William Buchanan: Speculator or Dealer?

In his 2017 book, Rogues’ Gallery: A History of a Art and its Dealers, pages 41 to 42, Philip Hook devotes a chapter, titled ‘The Art of Speculation: William Buchanan’, to the Dalmarnock-born man. He comments:

 

“William Buchanan was a glorious, larger-than-life product of the Regency era, an entrepreneur operating in a period that offered opportunity and disappointment in tantalising succession. His differentiation of himself as a speculator rather than a dealer is an interesting one. In Buchanan’s eyes, to be a speculator in paintings was a respectable, even gentlemanly way to approach art, akin to a commercial venture like buying a boatload of bananas from the West Indies, importing them and selling them at a profit in Britain. But a dealer, no.
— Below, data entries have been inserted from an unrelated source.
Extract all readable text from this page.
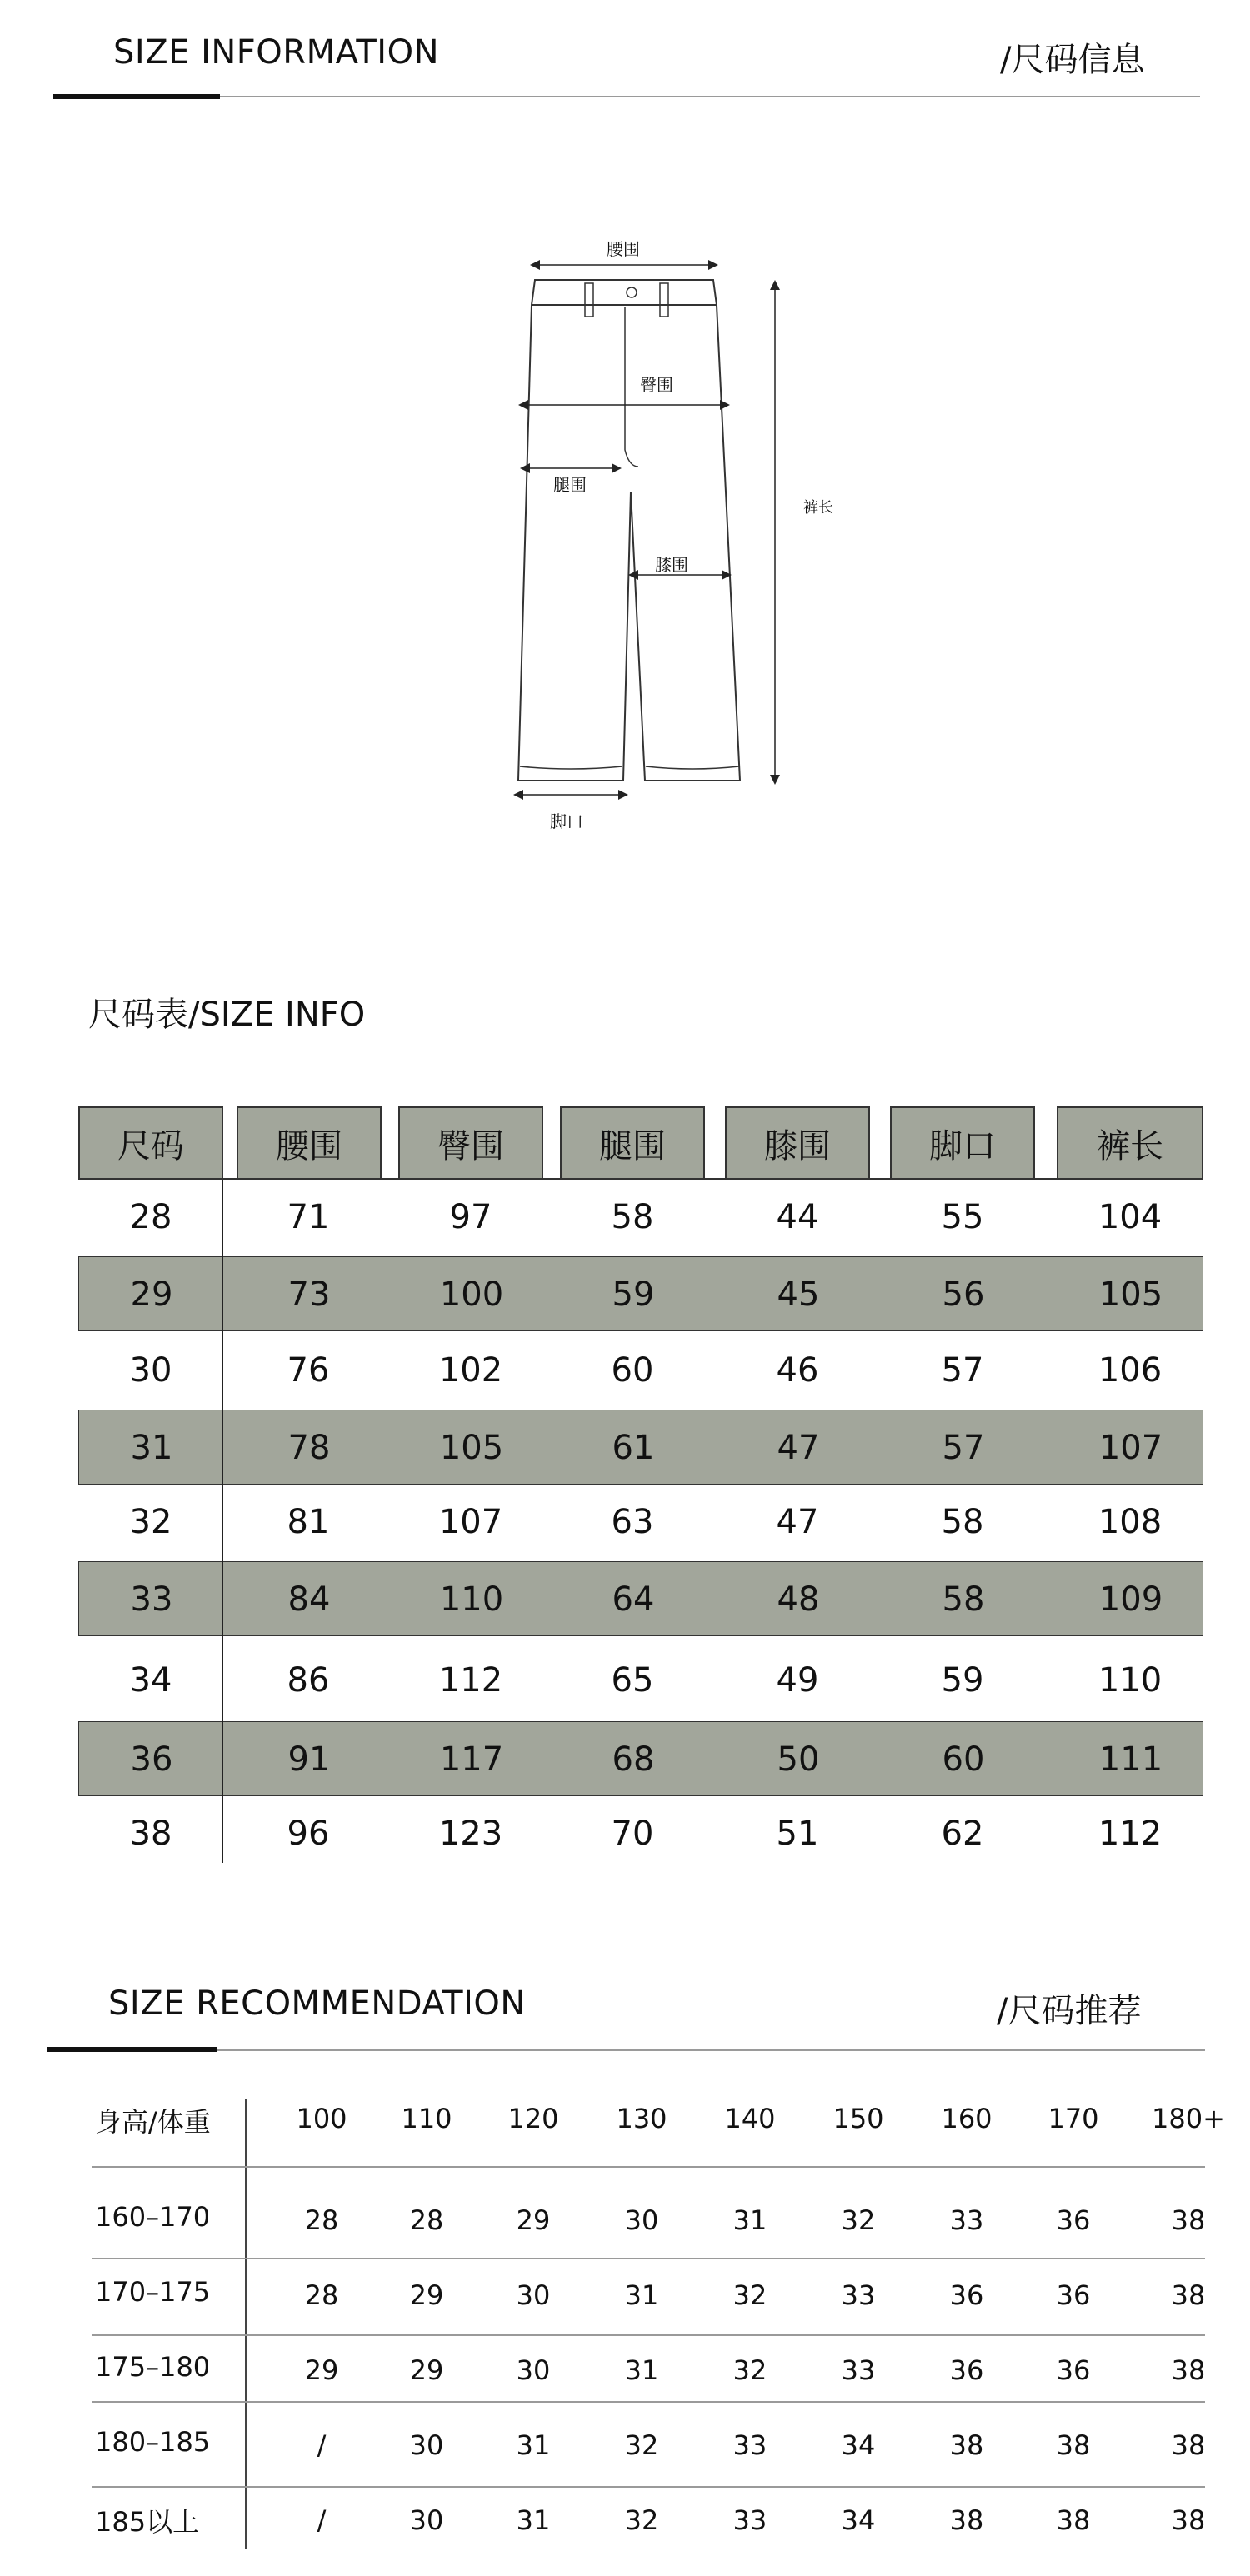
SIZE INFORMATION	/尺码信息
腰围
臀围
腿围
膝围
脚口
裤长
尺码表/SIZE INFO
尺码	腰围	臀围	腿围	膝围	脚口	裤长
28	71	97	58	44	55	104
29	73	100	59	45	56	105
30	76	102	60	46	57	106
31	78	105	61	47	57	107
32	81	107	63	47	58	108
33	84	110	64	48	58	109
34	86	112	65	49	59	110
36	91	117	68	50	60	111
38	96	123	70	51	62	112
SIZE RECOMMENDATION	/尺码推荐
身高/体重	100 110 120 130 140 150 160 170 180+
160–170	28	28	29	30	31	32	33	36	38
170–175	28	29	30	31	32	33	36	36	38
175–180	29	29	30	31	32	33	36	36	38
180–185	/	30	31	32	33	34	38	38	38
185以上	/	30	31	32	33	34	38	38	38
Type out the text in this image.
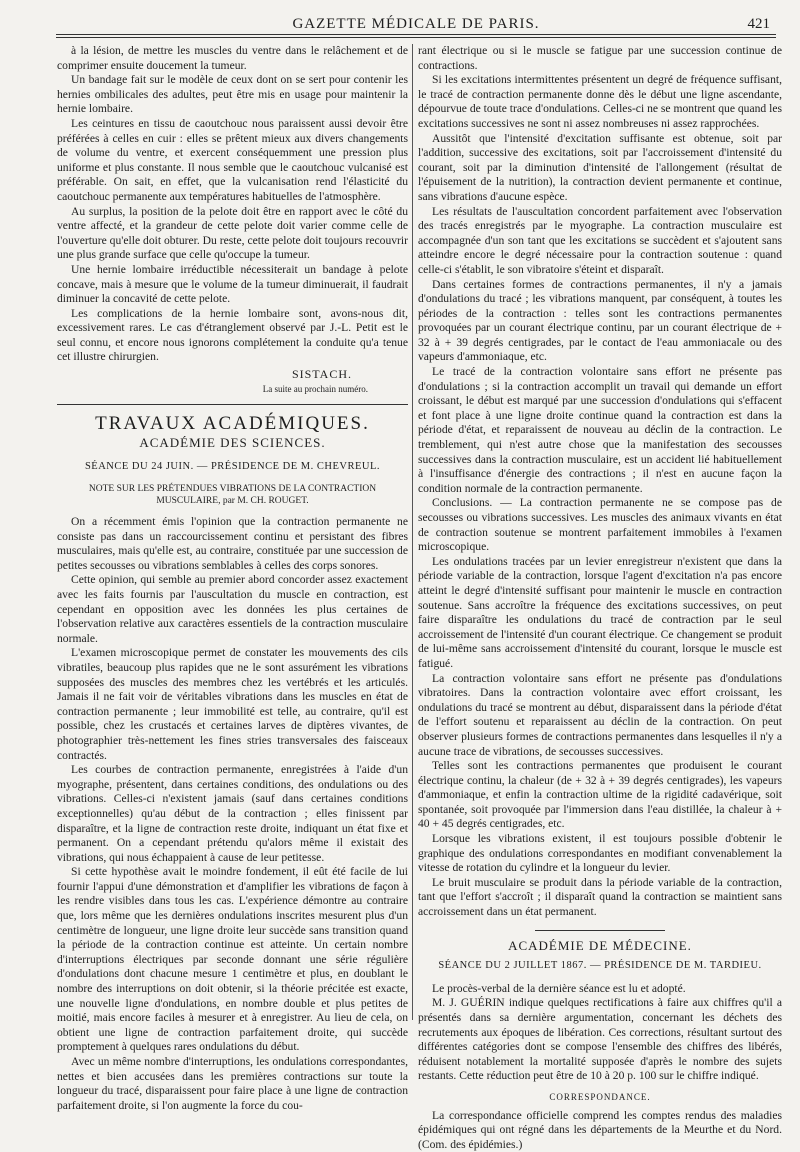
GAZETTE MÉDICALE DE PARIS.	421

à la lésion, de mettre les muscles du ventre dans le relâchement et de comprimer ensuite doucement la tumeur.

Un bandage fait sur le modèle de ceux dont on se sert pour contenir les hernies ombilicales des adultes, peut être mis en usage pour maintenir la hernie lombaire.

Les ceintures en tissu de caoutchouc nous paraissent aussi devoir être préférées à celles en cuir : elles se prêtent mieux aux divers changements de volume du ventre, et exercent conséquemment une pression plus uniforme et plus constante. Il nous semble que le caoutchouc vulcanisé est préférable. On sait, en effet, que la vulcanisation rend l'élasticité du caoutchouc permanente aux températures habituelles de l'atmosphère.

Au surplus, la position de la pelote doit être en rapport avec le côté du ventre affecté, et la grandeur de cette pelote doit varier comme celle de l'ouverture qu'elle doit obturer. Du reste, cette pelote doit toujours recouvrir une plus grande surface que celle qu'occupe la tumeur.

Une hernie lombaire irréductible nécessiterait un bandage à pelote concave, mais à mesure que le volume de la tumeur diminuerait, il faudrait diminuer la concavité de cette pelote.

Les complications de la hernie lombaire sont, avons-nous dit, excessivement rares. Le cas d'étranglement observé par J.-L. Petit est le seul connu, et encore nous ignorons complétement la conduite qu'a tenue cet illustre chirurgien.

SISTACH.
La suite au prochain numéro.
TRAVAUX ACADÉMIQUES.
ACADÉMIE DES SCIENCES.
SÉANCE DU 24 JUIN. — PRÉSIDENCE DE M. CHEVREUL.
NOTE SUR LES PRÉTENDUES VIBRATIONS DE LA CONTRACTION MUSCULAIRE, par M. CH. ROUGET.

On a récemment émis l'opinion que la contraction permanente ne consiste pas dans un raccourcissement continu et persistant des fibres musculaires, mais qu'elle est, au contraire, constituée par une succession de petites secousses ou vibrations semblables à celles des corps sonores.

Cette opinion, qui semble au premier abord concorder assez exactement avec les faits fournis par l'auscultation du muscle en contraction, est cependant en opposition avec les données les plus certaines de l'observation relative aux caractères essentiels de la contraction musculaire normale.

L'examen microscopique permet de constater les mouvements des cils vibratiles, beaucoup plus rapides que ne le sont assurément les vibrations supposées des muscles des membres chez les vertébrés et les articulés. Jamais il ne fait voir de véritables vibrations dans les muscles en état de contraction permanente ; leur immobilité est telle, au contraire, qu'il est possible, chez les crustacés et certaines larves de diptères vivantes, de photographier très-nettement les fines stries transversales des faisceaux contractés.

Les courbes de contraction permanente, enregistrées à l'aide d'un myographe, présentent, dans certaines conditions, des ondulations ou des vibrations. Celles-ci n'existent jamais (sauf dans certaines conditions exceptionnelles) qu'au début de la contraction ; elles finissent par disparaître, et la ligne de contraction reste droite, indiquant un état fixe et permanent. On a cependant prétendu qu'alors même il existait des vibrations, qui nous échappaient à cause de leur petitesse.

Si cette hypothèse avait le moindre fondement, il eût été facile de lui fournir l'appui d'une démonstration et d'amplifier les vibrations de façon à les rendre visibles dans tous les cas. L'expérience démontre au contraire que, lors même que les dernières ondulations inscrites mesurent plus d'un centimètre de longueur, une ligne droite leur succède sans transition quand la période de la contraction continue est atteinte. Un certain nombre d'interruptions électriques par seconde donnant une série régulière d'ondulations dont chacune mesure 1 centimètre et plus, en doublant le nombre des interruptions on doit obtenir, si la théorie précitée est exacte, une nouvelle ligne d'ondulations, en nombre double et plus petites de moitié, mais encore faciles à mesurer et à enregistrer. Au lieu de cela, on obtient une ligne de contraction parfaitement droite, qui succède promptement à quelques rares ondulations du début.

Avec un même nombre d'interruptions, les ondulations correspondantes, nettes et bien accusées dans les premières contractions sur toute la longueur du tracé, disparaissent pour faire place à une ligne de contraction parfaitement droite, si l'on augmente la force du cou-

rant électrique ou si le muscle se fatigue par une succession continue de contractions.

Si les excitations intermittentes présentent un degré de fréquence suffisant, le tracé de contraction permanente donne dès le début une ligne ascendante, dépourvue de toute trace d'ondulations. Celles-ci ne se montrent que quand les excitations successives ne sont ni assez nombreuses ni assez rapprochées.

Aussitôt que l'intensité d'excitation suffisante est obtenue, soit par l'addition, successive des excitations, soit par l'accroissement d'intensité du courant, soit par la diminution d'intensité de l'allongement (résultat de l'épuisement de la nutrition), la contraction devient permanente et continue, sans vibrations d'aucune espèce.

Les résultats de l'auscultation concordent parfaitement avec l'observation des tracés enregistrés par le myographe. La contraction musculaire est accompagnée d'un son tant que les excitations se succèdent et s'ajoutent sans atteindre encore le degré nécessaire pour la contraction soutenue : quand celle-ci s'établit, le son vibratoire s'éteint et disparaît.

Dans certaines formes de contractions permanentes, il n'y a jamais d'ondulations du tracé ; les vibrations manquent, par conséquent, à toutes les périodes de la contraction : telles sont les contractions permanentes provoquées par un courant électrique continu, par un courant électrique de + 32 à + 39 degrés centigrades, par le contact de l'eau ammoniacale ou des vapeurs d'ammoniaque, etc.

Le tracé de la contraction volontaire sans effort ne présente pas d'ondulations ; si la contraction accomplit un travail qui demande un effort croissant, le début est marqué par une succession d'ondulations qui s'effacent et font place à une ligne droite continue quand la contraction est dans la période d'état, et reparaissent de nouveau au déclin de la contraction. Le tremblement, qui n'est autre chose que la manifestation des secousses successives dans la contraction musculaire, est un accident lié habituellement à l'insuffisance d'énergie des contractions ; il n'est en aucune façon la condition normale de la contraction permanente.

Conclusions. — La contraction permanente ne se compose pas de secousses ou vibrations successives. Les muscles des animaux vivants en état de contraction soutenue se montrent parfaitement immobiles à l'examen microscopique.

Les ondulations tracées par un levier enregistreur n'existent que dans la période variable de la contraction, lorsque l'agent d'excitation n'a pas encore atteint le degré d'intensité suffisant pour maintenir le muscle en contraction soutenue. Sans accroître la fréquence des excitations successives, on peut faire disparaître les ondulations du tracé de contraction par le seul accroissement de l'intensité d'un courant électrique. Ce changement se produit de lui-même sans accroissement d'intensité du courant, lorsque le muscle est fatigué.

La contraction volontaire sans effort ne présente pas d'ondulations vibratoires. Dans la contraction volontaire avec effort croissant, les ondulations du tracé se montrent au début, disparaissent dans la période d'état de l'effort soutenu et reparaissent au déclin de la contraction. On peut observer plusieurs formes de contractions permanentes dans lesquelles il n'y a aucune trace de vibrations, de secousses successives.

Telles sont les contractions permanentes que produisent le courant électrique continu, la chaleur (de + 32 à + 39 degrés centigrades), les vapeurs d'ammoniaque, et enfin la contraction ultime de la rigidité cadavérique, soit spontanée, soit provoquée par l'immersion dans l'eau distillée, la chaleur à + 40 + 45 degrés centigrades, etc.

Lorsque les vibrations existent, il est toujours possible d'obtenir le graphique des ondulations correspondantes en modifiant convenablement la vitesse de rotation du cylindre et la longueur du levier.

Le bruit musculaire se produit dans la période variable de la contraction, tant que l'effort s'accroît ; il disparaît quand la contraction se maintient sans accroissement dans un état permanent.

ACADÉMIE DE MÉDECINE.
SÉANCE DU 2 JUILLET 1867. — PRÉSIDENCE DE M. TARDIEU.

Le procès-verbal de la dernière séance est lu et adopté.

M. J. GUÉRIN indique quelques rectifications à faire aux chiffres qu'il a présentés dans sa dernière argumentation, concernant les déchets des recrutements aux époques de libération. Ces corrections, résultant surtout des différentes catégories dont se compose l'ensemble des chiffres des libérés, réduisent notablement la mortalité supposée d'après le nombre des sujets restants. Cette réduction peut être de 10 à 20 p. 100 sur le chiffre indiqué.

CORRESPONDANCE.

La correspondance officielle comprend les comptes rendus des maladies épidémiques qui ont régné dans les départements de la Meurthe et du Nord. (Com. des épidémies.)
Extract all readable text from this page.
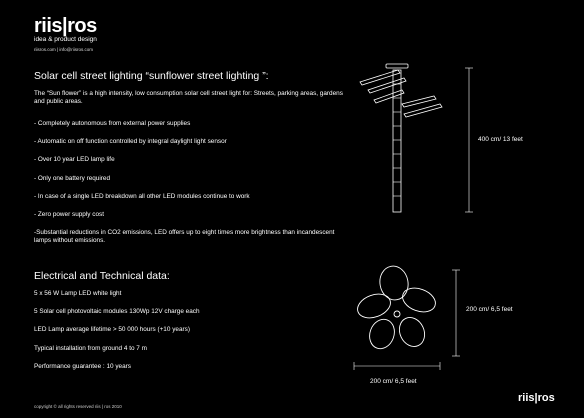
riis|ros
idea & product design
riisros.com | info@riisros.com
Solar cell street lighting “sunflower street lighting ”:
The “Sun flower” is a high intensity, low consumption solar cell street light for: Streets, parking areas, gardens and public areas.
- Completely autonomous from external power supplies
- Automatic on off function controlled by integral daylight light sensor
- Over 10 year LED lamp life
- Only one battery required
- In case of a single LED breakdown all other LED modules continue to work
- Zero power supply cost
-Substantial reductions in CO2 emissions, LED offers up to eight times more brightness than incandescent lamps without emissions.
Electrical and Technical data:
5 x 56 W Lamp LED white light
5 Solar cell photovoltaic modules 130Wp 12V charge each
LED Lamp average lifetime > 50 000 hours (+10 years)
Typical installation from ground 4 to 7 m
Performance guarantee : 10 years
400 cm/ 13 feet
200 cm/ 6,5 feet
200 cm/ 6,5 feet
copyright © all rights reserved riis | ros 2010
riis|ros
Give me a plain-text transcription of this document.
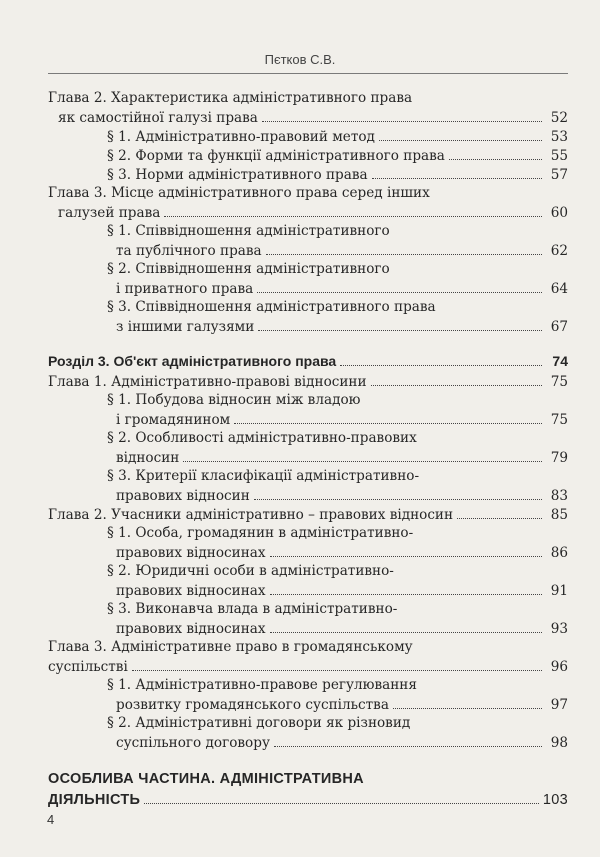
Пєтков С.В.
Глава 2. Характеристика адміністративного права
як самостійної галузі права	52
§ 1. Адміністративно-правовий метод	53
§ 2. Форми та функції адміністративного права	55
§ 3. Норми адміністративного права	57
Глава 3. Місце адміністративного права серед інших
галузей права	60
§ 1. Співвідношення адміністративного
та публічного права	62
§ 2. Співвідношення адміністративного
і приватного права	64
§ 3. Співвідношення адміністративного права
з іншими галузями	67
Розділ 3. Об'єкт адміністративного права	74
Глава 1. Адміністративно-правові відносини	75
§ 1. Побудова відносин між владою
і громадянином	75
§ 2. Особливості адміністративно-правових
відносин	79
§ 3. Критерії класифікації адміністративно-
правових відносин	83
Глава 2. Учасники адміністративно – правових відносин	85
§ 1. Особа, громадянин в адміністративно-
правових відносинах	86
§ 2. Юридичні особи в адміністративно-
правових відносинах	91
§ 3. Виконавча влада в адміністративно-
правових відносинах	93
Глава 3. Адміністративне право в громадянському
суспільстві	96
§ 1. Адміністративно-правове регулювання
розвитку громадянського суспільства	97
§ 2. Адміністративні договори як різновид
суспільного договору	98
ОСОБЛИВА ЧАСТИНА. АДМІНІСТРАТИВНА
ДІЯЛЬНІСТЬ	103
4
That was a lower form of commercial life. “Mr Champernowne in his letter suggests my joining him in a scheme of purchasing pictures in London to send out to Rome which he says may turn out to good account,” Buchanan reported sniffily to his English agent David Stewart in February 1802. “This is dealing, not speculating, and I have entirely declined it.”

 

For information about Buchanan and his brother-in-law, Alexander Gordon, the Glasgow-based art collector, please see: George Fairfull-Smith, The Wealth of a City: A ‘Glance’ at the Fine Arts in Glasgow, Volume One, 1641-1830, 2010.